Spacetime is nice because they / Matt often acknowledge uncertainty (indeed, gaps being found or closed in current understanding are probably one of the most common themes of the show), unlike many others which tend to present theories as facts (e.g. kurzgesagt often does this). Likewise, they don't shy away from making relatively complex explanations instead of leaning all to heavily into bogus analogies. They made a well-regarded by physicists (as far as I can tell) series on relativity, for example.
I think acknowledging uncertainty is one of the most important jobs of science communicators. It’s important that they say, “…but we really don’t know for sure” and emphasize when something is theoretical, a best guess, or a rough model. I think Matt and team do this very well.
Unfortunately, there are people that take that "we really don't know for sure" comment as a negative as "proof" of whatever thing they are pushing instead. The internet is full of them.
I still think it's important that scientists be factual about the uncertainty, though. The alternative whacko theories also have uncertainty, so if we hold ourselves to that standard, we can also rationally hold them to their even greater degrees of uncertainty. When we try to pretend that a current theory is 100% certain and factual just to win an argument with idiots, it invites obvious and IMHO reasonable criticism of all of science.
Science is not a set of facts caved in stone. Science is a process; a way of thinking critically and exploring the boundaries of reality in a way that makes a best effort at getting closer and closer to the boundaries of the knowable in a rational and reasonably-objective way. It often makes missteps and corrections along the way, and we can acknowledge that openly while also contrasting it to non-science junk that isn't even on the right track.
I've come to somewhat randomly expose a few of my major biases and preconceptions in the last couple months, which has been very interesting. This video hits the nail on the head for science communication (the 2nd half is the meta portion, the 1st half addresses a specific issue): https://www.youtube.com/watch?v=KzpIsjgapAk
I took a philosophy class one where several of the participants were getting upset that there weren’t just facts to learn because up to that point they had not been exposed to any kind of uncertainty. These were mostly students in the sciences too.
Kurzgesagt has acknowledged this was a problem with some of their earlier videos, but they're trying to do better with presenting any uncertainty around the topics they cover from now on.
I believe they did it on this video called "Can You Trust Kurzgesagt?". They also removed a few of their older videos at the time because they had this exact issue of presenting as fact some things that were not at all certain.

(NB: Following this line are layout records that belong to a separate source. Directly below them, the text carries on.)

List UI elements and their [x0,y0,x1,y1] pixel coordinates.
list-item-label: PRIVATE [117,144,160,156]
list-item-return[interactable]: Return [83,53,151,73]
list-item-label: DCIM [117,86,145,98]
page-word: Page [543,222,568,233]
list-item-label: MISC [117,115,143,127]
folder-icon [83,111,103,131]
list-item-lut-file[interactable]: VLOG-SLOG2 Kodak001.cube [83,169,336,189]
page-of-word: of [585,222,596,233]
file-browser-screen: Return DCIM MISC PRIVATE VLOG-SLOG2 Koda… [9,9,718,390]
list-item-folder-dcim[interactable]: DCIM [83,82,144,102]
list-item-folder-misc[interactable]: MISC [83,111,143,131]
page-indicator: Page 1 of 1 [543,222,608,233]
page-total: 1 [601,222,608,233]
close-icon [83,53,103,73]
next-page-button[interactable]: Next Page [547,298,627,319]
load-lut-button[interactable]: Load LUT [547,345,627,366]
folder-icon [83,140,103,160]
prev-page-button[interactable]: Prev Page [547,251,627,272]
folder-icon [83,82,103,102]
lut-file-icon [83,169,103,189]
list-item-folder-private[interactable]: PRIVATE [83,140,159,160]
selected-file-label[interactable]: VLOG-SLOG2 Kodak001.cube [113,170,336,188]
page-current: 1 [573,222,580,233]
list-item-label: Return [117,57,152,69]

> because they / Matt often acknowledge uncertainty
Great pun! :D
They also will present the strengths and weaknesses of various 'competing' theories. For ones that have been shown to be incorrect, they still present them accurately and well and explain how those theories led to our current, more correct understanding. For ones that are still being considered they will tell you evidence for and against.
I think this show is what made me realize that physics isn't one unified whole, but rather a lot of different models that are all somehow wrong (but still better than what they were built on!), and that there's conflicting evidence for each of them.
The way a lot of so-called science channels make the mistake of presenting theories as facts is why I've dropped most of them. Spacetime has been the only show I've never had that complaint with. Kurzegesagt was an especially big offender in that manner.